Das Schreiben an die neun deutschen Kardinäle kritisiert „Missbräuche im deutschen Katholizismus". Es gebe „weiterhin Vorfälle", die „nicht mit den lehrmäßigen Vorgaben der Kirche übereinstimmen". Der Verfasser geißelt unter anderem freiheitliches Denken an den theologischen Fakultäten, staatliche Familienpolitik, Verwendung künstlicher Verhütungsmittel, Amtsanmaßung von Laien sowie Übertreibungen in Sachen Ökumene. Es sind Lieblingsthemen Meisners.
Die päpstliche Epistel wollen die acht anderen Empfänger nicht kommentieren. Den abgekanzelten Kardinälen riet der Aachener Bischof Heinrich Mussinghoff: „Lasst Euch die Freude (über die Ernennung/die Red.) nicht verderben." Im Papstbrief werde „nicht dem Heiligen Geist vertraut, sondern nur dem alten römischen Ordnungsgeist",
kritisierte der evangelische Konfessions-kundler Reinhard Frieling.

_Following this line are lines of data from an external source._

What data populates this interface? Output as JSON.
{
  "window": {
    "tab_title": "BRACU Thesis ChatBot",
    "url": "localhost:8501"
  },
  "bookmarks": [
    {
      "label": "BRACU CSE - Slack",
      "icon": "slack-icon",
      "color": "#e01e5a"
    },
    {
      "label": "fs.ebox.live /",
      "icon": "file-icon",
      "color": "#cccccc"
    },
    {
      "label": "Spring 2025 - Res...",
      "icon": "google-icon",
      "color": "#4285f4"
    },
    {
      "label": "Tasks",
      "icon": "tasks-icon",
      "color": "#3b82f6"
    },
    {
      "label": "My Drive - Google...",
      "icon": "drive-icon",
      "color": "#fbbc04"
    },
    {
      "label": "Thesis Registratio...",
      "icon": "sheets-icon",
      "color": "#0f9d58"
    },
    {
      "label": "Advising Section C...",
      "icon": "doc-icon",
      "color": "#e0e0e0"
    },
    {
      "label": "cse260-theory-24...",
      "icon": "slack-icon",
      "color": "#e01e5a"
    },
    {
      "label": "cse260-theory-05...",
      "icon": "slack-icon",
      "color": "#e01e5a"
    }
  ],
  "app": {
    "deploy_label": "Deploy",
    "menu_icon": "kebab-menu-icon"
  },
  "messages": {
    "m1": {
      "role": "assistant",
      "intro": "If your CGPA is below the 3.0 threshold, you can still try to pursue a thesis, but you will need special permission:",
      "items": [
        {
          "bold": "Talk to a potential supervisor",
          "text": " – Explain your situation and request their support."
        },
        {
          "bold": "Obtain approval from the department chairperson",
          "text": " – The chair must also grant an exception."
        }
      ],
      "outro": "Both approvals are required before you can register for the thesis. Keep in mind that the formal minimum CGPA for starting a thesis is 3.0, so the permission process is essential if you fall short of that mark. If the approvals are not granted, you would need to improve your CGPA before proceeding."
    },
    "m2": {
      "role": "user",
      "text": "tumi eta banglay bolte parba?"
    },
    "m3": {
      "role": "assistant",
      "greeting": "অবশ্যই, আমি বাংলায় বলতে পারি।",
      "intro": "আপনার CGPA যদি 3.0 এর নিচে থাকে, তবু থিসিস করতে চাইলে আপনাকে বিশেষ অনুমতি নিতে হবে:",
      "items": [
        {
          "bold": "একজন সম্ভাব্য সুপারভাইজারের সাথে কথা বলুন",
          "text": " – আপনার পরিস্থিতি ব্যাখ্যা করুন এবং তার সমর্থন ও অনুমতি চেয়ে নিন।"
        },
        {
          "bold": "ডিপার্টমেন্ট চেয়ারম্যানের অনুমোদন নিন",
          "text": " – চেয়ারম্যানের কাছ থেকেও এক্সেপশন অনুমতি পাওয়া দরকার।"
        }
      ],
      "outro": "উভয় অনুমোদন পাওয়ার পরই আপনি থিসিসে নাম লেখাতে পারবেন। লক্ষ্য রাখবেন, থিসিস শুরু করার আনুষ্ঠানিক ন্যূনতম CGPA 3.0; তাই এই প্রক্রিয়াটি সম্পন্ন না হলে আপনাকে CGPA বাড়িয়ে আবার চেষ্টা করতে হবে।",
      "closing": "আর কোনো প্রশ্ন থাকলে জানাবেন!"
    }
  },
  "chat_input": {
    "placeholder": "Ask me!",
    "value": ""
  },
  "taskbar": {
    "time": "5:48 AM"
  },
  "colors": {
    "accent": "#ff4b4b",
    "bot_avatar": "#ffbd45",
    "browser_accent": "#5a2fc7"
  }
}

Was hinter dem römischen Nachschlag auf die Erhebung der vier neuen deutschen Kardinäle steckt - der Brief datiert vom 22. Februar, dem Tag nach dem feierlichen Kardinalskonsistorium in Rom -, formuliert der Tübinger Pastoraltheologe Norbert Greinacher: „Es ist eine Rache der Ultrakonservativen für die Kardinalserhebung von Karl Lehmann."
Nicht nur progressive Theologen wie Greinacher vermuten, mit dem Dekret soEe der mit Lehmanns Aufwertung verbundene Aufwind für die Reformer gestoppt werden.
Ein weiterer ausgewiesener Gegner Lehmanns habe Meisner unterstützt, heißt es aus der Kurie. Kardinal Ratzinger, Hardliner und machtbewusster Chef der vatikanischen Glaubenskongregation, soll den Entwurf Meisners gegengelesen und ihn anschließend dem Papst zur Unterzeichnung vorgelegt haben.